Benitez followed the presidents of FIFA and UEFA, Manchester United manager Alex Ferguson and Arsenal's Arsene Wenger in voicing strong opposition to the "international round." Parry said Friday that the plan was not the club's biggest concern.
"We should consider any new proposal on its merits, but this has never been on Liverpool's club agenda," Parry said Friday. "Our goal remains to build a bigger stadium in Liverpool to enable more of our supporters to watch us play there."
The round of matches would be in addition to the traditional 38 home-and-away games each of the clubs currently plays, and Premier League chief executive Richard Scudamore has claimed that it would help make the competition more popular.
The pair's comments run contrary to Scudamore's claim this week that the 20 Premier League clubs still wanted to look into the proposal to see if it was viable.
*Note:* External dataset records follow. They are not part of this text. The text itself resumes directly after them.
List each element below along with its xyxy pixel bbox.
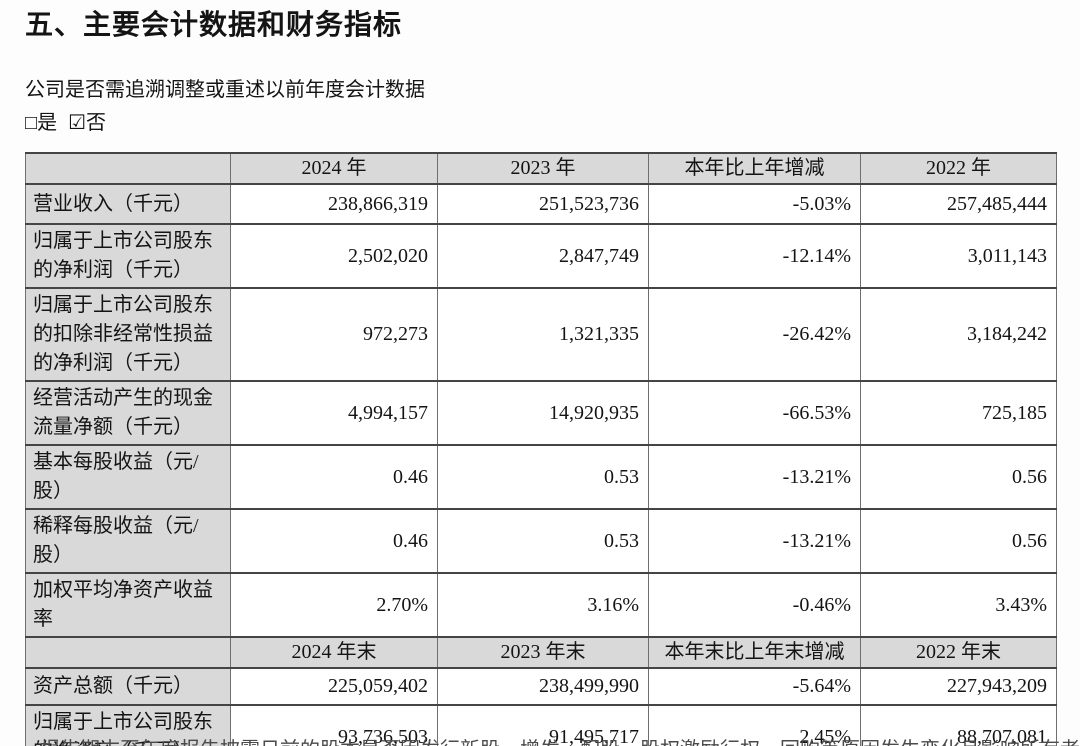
- table-row-net-profit: 归属于上市公司股东 的净利润（千元） 2,502,020 2,847,749 -…: [25, 223, 1057, 289]
- cell-2022: 3.43%: [860, 572, 1057, 638]
- row-label-cell: 稀释每股收益（元/ 股）: [25, 508, 231, 574]
- table-row-net-profit-excl-nonrecurring: 归属于上市公司股东 的扣除非经常性损益 的净利润（千元） 972,273 1,3…: [25, 287, 1057, 382]
- cell-2022: 227,943,209: [860, 667, 1057, 706]
- table-row-weighted-avg-roe: 加权平均净资产收益 率 2.70% 3.16% -0.46% 3.43%: [25, 572, 1057, 638]
- yearend-2024-header: 2024 年末: [230, 636, 438, 669]
- table-row-total-assets: 资产总额（千元） 225,059,402 238,499,990 -5.64% …: [25, 667, 1057, 706]
- row-label-cell: 资产总额（千元）: [25, 667, 231, 706]
- cell-change: 2.45%: [648, 704, 861, 746]
- cell-2023: 251,523,736: [437, 183, 649, 225]
- cell-2024: 0.46: [230, 444, 438, 510]
- cell-2023: 0.53: [437, 508, 649, 574]
- section-title: 五、主要会计数据和财务指标: [25, 10, 403, 41]
- cell-2022: 257,485,444: [860, 183, 1057, 225]
- checkbox-no-checked: ☑否: [68, 112, 107, 134]
- year-2022-header: 2022 年: [860, 152, 1057, 185]
- blank-header-cell: [25, 636, 231, 669]
- cell-2023: 1,321,335: [437, 287, 649, 382]
- cell-2022: 0.56: [860, 444, 1057, 510]
- cell-change: -5.64%: [648, 667, 861, 706]
- yearend-change-header: 本年末比上年末增减: [648, 636, 861, 669]
- cell-2022: 3,184,242: [860, 287, 1057, 382]
- checkbox-yes: □是: [25, 112, 58, 134]
- cell-2023: 2,847,749: [437, 223, 649, 289]
- yearend-2022-header: 2022 年末: [860, 636, 1057, 669]
- cell-2024: 238,866,319: [230, 183, 438, 225]
- cell-2022: 725,185: [860, 380, 1057, 446]
- row-label-cell: 归属于上市公司股东 的净资产（千元）: [25, 704, 231, 746]
- cell-change: -12.14%: [648, 223, 861, 289]
- yoy-change-header: 本年比上年增减: [648, 152, 861, 185]
- cell-change: -66.53%: [648, 380, 861, 446]
- cell-2023: 3.16%: [437, 572, 649, 638]
- row-label-cell: 归属于上市公司股东 的扣除非经常性损益 的净利润（千元）: [25, 287, 231, 382]
- row-label-cell: 归属于上市公司股东 的净利润（千元）: [25, 223, 231, 289]
- restatement-question: 公司是否需追溯调整或重述以前年度会计数据: [25, 79, 425, 101]
- cell-2024: 2.70%: [230, 572, 438, 638]
- table-row-operating-cash-flow: 经营活动产生的现金 流量净额（千元） 4,994,157 14,920,935 …: [25, 380, 1057, 446]
- cell-2024: 225,059,402: [230, 667, 438, 706]
- row-label-cell: 加权平均净资产收益 率: [25, 572, 231, 638]
- cell-2023: 91,495,717: [437, 704, 649, 746]
- cell-2024: 972,273: [230, 287, 438, 382]
- cell-change: -13.21%: [648, 444, 861, 510]
- cell-change: -26.42%: [648, 287, 861, 382]
- cell-2024: 2,502,020: [230, 223, 438, 289]
- table-row-net-assets: 归属于上市公司股东 的净资产（千元） 93,736,503 91,495,717…: [25, 704, 1057, 746]
- table-row-basic-eps: 基本每股收益（元/ 股） 0.46 0.53 -13.21% 0.56: [25, 444, 1057, 510]
- yearend-header-row: 2024 年末 2023 年末 本年末比上年末增减 2022 年末: [25, 636, 1057, 669]
- cell-2022: 0.56: [860, 508, 1057, 574]
- cell-change: -0.46%: [648, 572, 861, 638]
- table-row-diluted-eps: 稀释每股收益（元/ 股） 0.46 0.53 -13.21% 0.56: [25, 508, 1057, 574]
- table-row-revenue: 营业收入（千元） 238,866,319 251,523,736 -5.03% …: [25, 183, 1057, 225]
- row-label-cell: 营业收入（千元）: [25, 183, 231, 225]
- annual-header-row: 2024 年 2023 年 本年比上年增减 2022 年: [25, 152, 1057, 185]
- cell-2022: 88,707,081: [860, 704, 1057, 746]
- cell-2023: 14,920,935: [437, 380, 649, 446]
- row-label-cell: 基本每股收益（元/ 股）: [25, 444, 231, 510]
- cell-2024: 0.46: [230, 508, 438, 574]
- yearend-2023-header: 2023 年末: [437, 636, 649, 669]
- cell-2024: 4,994,157: [230, 380, 438, 446]
- blank-header-cell: [25, 152, 231, 185]
- restatement-answer-line: □是 ☑否: [25, 111, 1055, 135]
- cell-2023: 0.53: [437, 444, 649, 510]
- cell-change: -13.21%: [648, 508, 861, 574]
- year-2023-header: 2023 年: [437, 152, 649, 185]
- year-2024-header: 2024 年: [230, 152, 438, 185]
- cell-2022: 3,011,143: [860, 223, 1057, 289]
- cell-2023: 238,499,990: [437, 667, 649, 706]
- row-label-cell: 经营活动产生的现金 流量净额（千元）: [25, 380, 231, 446]
- key-financial-indicators-table: 2024 年 2023 年 本年比上年增减 2022 年 营业收入（千元） 23…: [25, 152, 1057, 746]
- cell-change: -5.03%: [648, 183, 861, 225]
- truncated-footnote: 报告期末至年度报告披露日前的股本是否因发行新股、增发、配股、股权激励行权、回购等…: [40, 737, 1080, 746]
"I don't have an issue with the idea being taken forward for further discussion, but it's vital that the Premier League listen to key people both here and abroad," Parry said. "And the reaction so far has been a negative one in many ways."
Benitez has followed many contemporaries, foreign federations and fans groups in criticizing the idea, dubbed "The 39th Step" by British newspapers.
"If you can change the league to improve it then that's OK, but in this case it's just about money," Benitez said. "You can organize a tournament between the top four in Hong Kong if you wanted money."
Benitez also criticized the mooted seeding system, which would stop the top five clubs from playing each other, saying that it was unfair.
"He and I have discussed the Premier League's proposal for a 39th game and we both have concerns such a move could damage the integrity of the competition," said Parry, who added that the idea of an extra match conflicted with suggestions that the tournament should have a winter break to reduce demands on players.